Joaquim sonrió. «Vi algo en ti que otros no vieron. Solo vieron a un hombre viejo y débil. Yo vi a un hombre que sobrevivió a décadas de esclavitud y que aún conserva dignidad e inteligencia en sus ojos. Eso me dice que eres más de lo que aparentas».
Marco observó a Joaquim durante un largo rato. «Eres un hombre singular, señor Santos. La mayoría de los amos no nos miran lo suficiente como para ver más allá de nuestra espalda y nuestros músculos».
Joaquim asintió, con la voz teñida de una tristeza persistente. “Mi difunta esposa tenía ideas progresistas. Me enseñó a ver a las personas, no a las propiedades. Murió hace tres años de una fiebre que el médico local no pudo curar. Le practicó sangrías, le aplicó sanguijuelas, le recetó todo lo que había aprendido en sus libros europeos, y aun así murió agonizando”. Hizo una pausa, con la voz cargada de emoción. “Así que sí, Marco, creo que el conocimiento adquirido a lo largo de siglos de práctica y observación en tu tierra puede ser tan valioso, o incluso más, que el que ofrecen nuestros médicos instruidos”.
Algo en el semblante de Marco cambió. Se enderezó ligeramente, sus ojos brillaron. Admitió que su verdadero nombre era Donato Marco Antônio, y que en Angola lo llamaban “Dom Marco” por respeto a su posición. Era curandero.

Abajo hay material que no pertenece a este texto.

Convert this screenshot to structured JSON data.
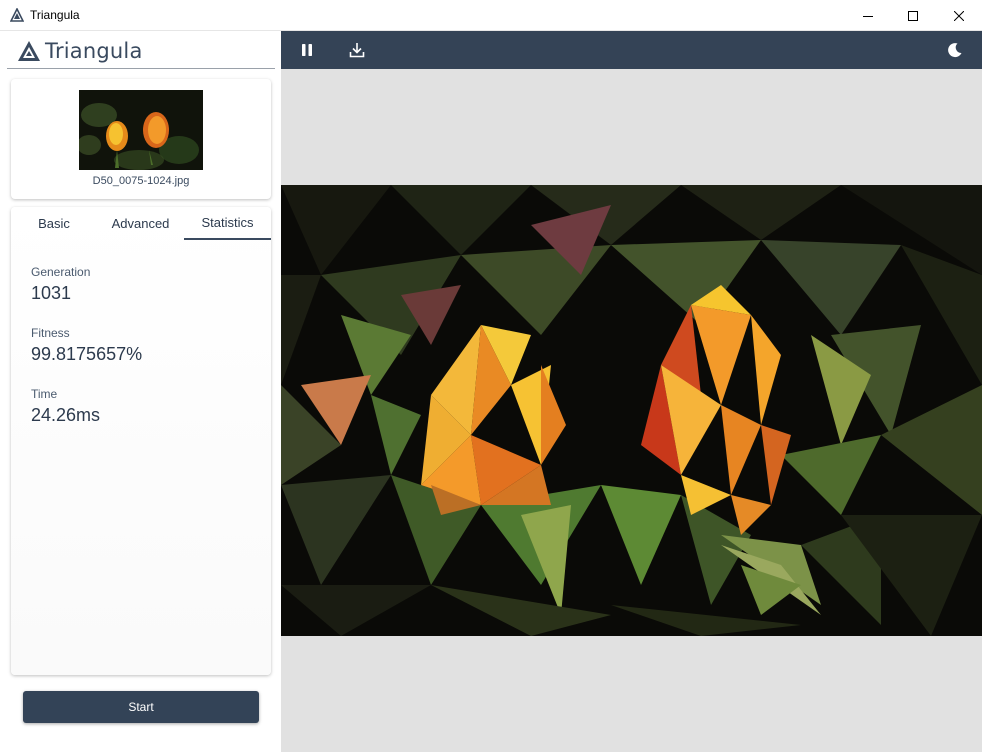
{
  "window": {
    "title": "Triangula",
    "icons": {
      "app": "triangula-logo-icon",
      "minimize": "minimize-icon",
      "maximize": "maximize-icon",
      "close": "close-icon"
    }
  },
  "brand": {
    "name": "Triangula",
    "icon": "triangula-logo-icon"
  },
  "image": {
    "filename": "D50_0075-1024.jpg"
  },
  "tabs": [
    {
      "label": "Basic",
      "active": false
    },
    {
      "label": "Advanced",
      "active": false
    },
    {
      "label": "Statistics",
      "active": true
    }
  ],
  "stats": {
    "generation_label": "Generation",
    "generation_value": "1031",
    "fitness_label": "Fitness",
    "fitness_value": "99.8175657%",
    "time_label": "Time",
    "time_value": "24.26ms"
  },
  "actions": {
    "start_label": "Start"
  },
  "toolbar": {
    "icons": [
      "pause-icon",
      "download-icon",
      "moon-icon"
    ]
  },
  "colors": {
    "accent": "#334357",
    "toolbar": "#344356",
    "canvas_bg": "#e1e1e1",
    "text": "#2c3a4d"
  }
}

“En mi tierra, los curanderos son respetados”, explicó Dom Marco. “Son guardianes del conocimiento sobre plantas medicinales, cómo tratar enfermedades, cómo curar heridas. Estudié con mi abuelo desde niño”.
Confesó que a lo largo de los años había intentado contárselo a otros amos, pero ninguno le creyó, tachando el conocimiento africano de «primitivo e inútil». Ahora, mirando a Joaquim, le preguntó directamente: «¿Me cree, señor?».

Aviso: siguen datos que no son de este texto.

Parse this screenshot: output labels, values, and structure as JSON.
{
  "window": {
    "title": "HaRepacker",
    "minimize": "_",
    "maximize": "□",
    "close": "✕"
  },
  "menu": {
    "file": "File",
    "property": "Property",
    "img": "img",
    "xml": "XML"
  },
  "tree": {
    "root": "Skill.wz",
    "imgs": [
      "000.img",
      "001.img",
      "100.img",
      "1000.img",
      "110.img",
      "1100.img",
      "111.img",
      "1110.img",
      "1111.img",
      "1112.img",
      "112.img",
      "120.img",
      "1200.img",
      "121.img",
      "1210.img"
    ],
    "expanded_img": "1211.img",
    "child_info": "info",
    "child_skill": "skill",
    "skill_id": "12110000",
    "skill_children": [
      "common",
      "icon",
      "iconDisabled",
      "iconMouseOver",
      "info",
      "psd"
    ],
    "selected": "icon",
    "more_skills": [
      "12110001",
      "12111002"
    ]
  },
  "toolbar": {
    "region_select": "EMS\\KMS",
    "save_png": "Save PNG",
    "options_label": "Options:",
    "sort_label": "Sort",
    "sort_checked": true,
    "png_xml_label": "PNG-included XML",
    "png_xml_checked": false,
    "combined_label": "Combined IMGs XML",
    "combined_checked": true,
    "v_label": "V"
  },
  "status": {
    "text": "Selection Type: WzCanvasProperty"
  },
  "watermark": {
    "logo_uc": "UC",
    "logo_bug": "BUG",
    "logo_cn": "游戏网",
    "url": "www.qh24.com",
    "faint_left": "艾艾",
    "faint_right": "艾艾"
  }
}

La convicción de Joaquim era firme. «Entonces, señor Santos», dijo Dom Marco con un brillo en los ojos, «quizás pueda serle útil. Quizás esos 200.000 réis no fueron en vano después de todo».
El Milagro en Desarrollo: La Sanación en Morada Nova
Joaquim instaló a Dom Marco no en los barracones de los esclavos, sino en una pequeña y decente habitación detrás de la casa principal, un acto sorprendente que inmediatamente distinguió al anciano. Luego reunió a todos sus trabajadores esclavizados y empleados asalariados e hizo un anuncio sorprendente: Dom Marco poseía valiosos conocimientos medicinales y sería responsable de la salud de todos en la hacienda.